Why attendance numbers, you ask? Because, for Bakich, this isn’t about trying to avoid the cold weather routinely seen during the first few weeks of the season. This is about money, and how schools can make baseball more profitable.

“Let’s not kid ourselves, this is not about weather. Nobody cares about competitive equity. That is not the needle mover to push the season back,” Bakich said. “It is 100% about money.”

Every season, a large majority of schools in the north spend the first few weeks of the season playing away from home. Usually somewhere down south. Pushing the start of the season back into March would eliminate a lot of those issues.

“When you look at how it improves everybody’s bottom lines, the northern teams don’t have to get on commercial airlines and travel as much early in the year,” Bakich added. “That is a big savings when the average spend for those trips is $50 thousand plus per weekend.”

For a school like Clemson, where Bakich is about to begin his fourth season as the head coach, pushing the start of the season back means the home schedule doesn’t have to be front-loaded. The Tigers generally play a large majority of their home games in February and March, when attendance numbers aren’t as good.

“The warm-weather schools, the SEC and ACC, they average playing over half their home games In February or March, but their actual attendance is better in April and May,” Bakich said. “It just doesn’t make sense that when our actual attendance is showing up and the revenue streams associated with that, like alcohol sales, concessions and merchandise, and actual butts in the stands, is better when we are playing less home games, but we are stuffing all of our home games in February and March. This year, we have 20 home games in February and March and 10 home games in April and May. What the hell is that, right?”

Not to mention, February is considered basketball season. While there is really no realistic way for basketball and baseball seasons not to see some overlap, pushing the start of the baseball season back would greatly reduce that overlap.

There’s also the injury component. Pushing the season back would give players more time to prepare for the rigors of a long season, which in turn would reduce the number of preseason injuries, something the Tigers are currently dealing with.

“I just wish we could get the season out of February,” Bakich said. “It’s basketball season. You got a fan base that can only spread their energy so far at all these schools. It also gives the kids more ramp time for the season. 80% of those injuries happen during preseason, whether it is spring training or collegiate athletics, 80% is always in that volume increase ramp, where you see that spike in volume, especially the soft tissue stuff.”

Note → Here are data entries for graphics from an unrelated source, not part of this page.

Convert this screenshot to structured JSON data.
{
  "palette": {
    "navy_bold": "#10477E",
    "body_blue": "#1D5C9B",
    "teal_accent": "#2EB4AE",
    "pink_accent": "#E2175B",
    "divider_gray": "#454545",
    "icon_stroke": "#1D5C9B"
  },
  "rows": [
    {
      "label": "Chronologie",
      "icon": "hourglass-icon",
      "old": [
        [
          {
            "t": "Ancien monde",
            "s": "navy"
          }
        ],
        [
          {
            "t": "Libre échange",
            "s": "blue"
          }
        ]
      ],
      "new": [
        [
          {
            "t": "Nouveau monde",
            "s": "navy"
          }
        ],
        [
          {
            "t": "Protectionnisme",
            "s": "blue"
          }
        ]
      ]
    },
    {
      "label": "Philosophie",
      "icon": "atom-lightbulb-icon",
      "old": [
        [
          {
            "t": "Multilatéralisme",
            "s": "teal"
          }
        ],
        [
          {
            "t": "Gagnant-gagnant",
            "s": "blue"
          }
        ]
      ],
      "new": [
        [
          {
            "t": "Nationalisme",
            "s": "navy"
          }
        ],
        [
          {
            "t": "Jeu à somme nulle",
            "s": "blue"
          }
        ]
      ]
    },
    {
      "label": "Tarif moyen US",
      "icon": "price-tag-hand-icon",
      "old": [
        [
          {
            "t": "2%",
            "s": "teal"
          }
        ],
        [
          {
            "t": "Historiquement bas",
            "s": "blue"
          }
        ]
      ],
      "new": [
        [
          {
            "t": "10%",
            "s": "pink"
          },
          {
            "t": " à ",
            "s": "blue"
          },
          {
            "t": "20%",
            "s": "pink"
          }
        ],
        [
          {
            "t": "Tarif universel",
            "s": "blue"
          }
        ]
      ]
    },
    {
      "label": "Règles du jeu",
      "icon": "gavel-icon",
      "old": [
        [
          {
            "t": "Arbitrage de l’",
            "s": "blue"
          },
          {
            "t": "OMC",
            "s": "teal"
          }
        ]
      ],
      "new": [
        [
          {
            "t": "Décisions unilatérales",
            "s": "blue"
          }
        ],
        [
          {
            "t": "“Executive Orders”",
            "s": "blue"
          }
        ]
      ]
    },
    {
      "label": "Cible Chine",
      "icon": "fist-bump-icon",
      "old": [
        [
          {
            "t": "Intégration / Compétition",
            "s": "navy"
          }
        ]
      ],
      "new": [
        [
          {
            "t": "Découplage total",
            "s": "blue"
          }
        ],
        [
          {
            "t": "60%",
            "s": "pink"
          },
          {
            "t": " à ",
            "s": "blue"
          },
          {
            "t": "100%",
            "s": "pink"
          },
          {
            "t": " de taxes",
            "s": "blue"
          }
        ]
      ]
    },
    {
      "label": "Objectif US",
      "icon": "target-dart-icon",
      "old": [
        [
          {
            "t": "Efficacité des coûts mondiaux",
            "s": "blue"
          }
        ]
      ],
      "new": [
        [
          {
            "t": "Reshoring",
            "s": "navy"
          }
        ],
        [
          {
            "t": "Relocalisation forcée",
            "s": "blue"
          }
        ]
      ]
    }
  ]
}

At the end of the day, Bakich sees no downside to pushing the season back, and doing so could actually make some of the baseball programs that are currently losing money actually profitable.

“Most importantly, there is a real financial component to this,” Bakich said. “For the sport of baseball that is trying to be a little bit more relevant as a total player on the college scene, you got a handful of schools that operate in the black, but most of them are a cost model. In fact, they are a money-sucking drain on the department. So if we can be better contributors to the department — we are a major sport, let’s contribute like a major sport.”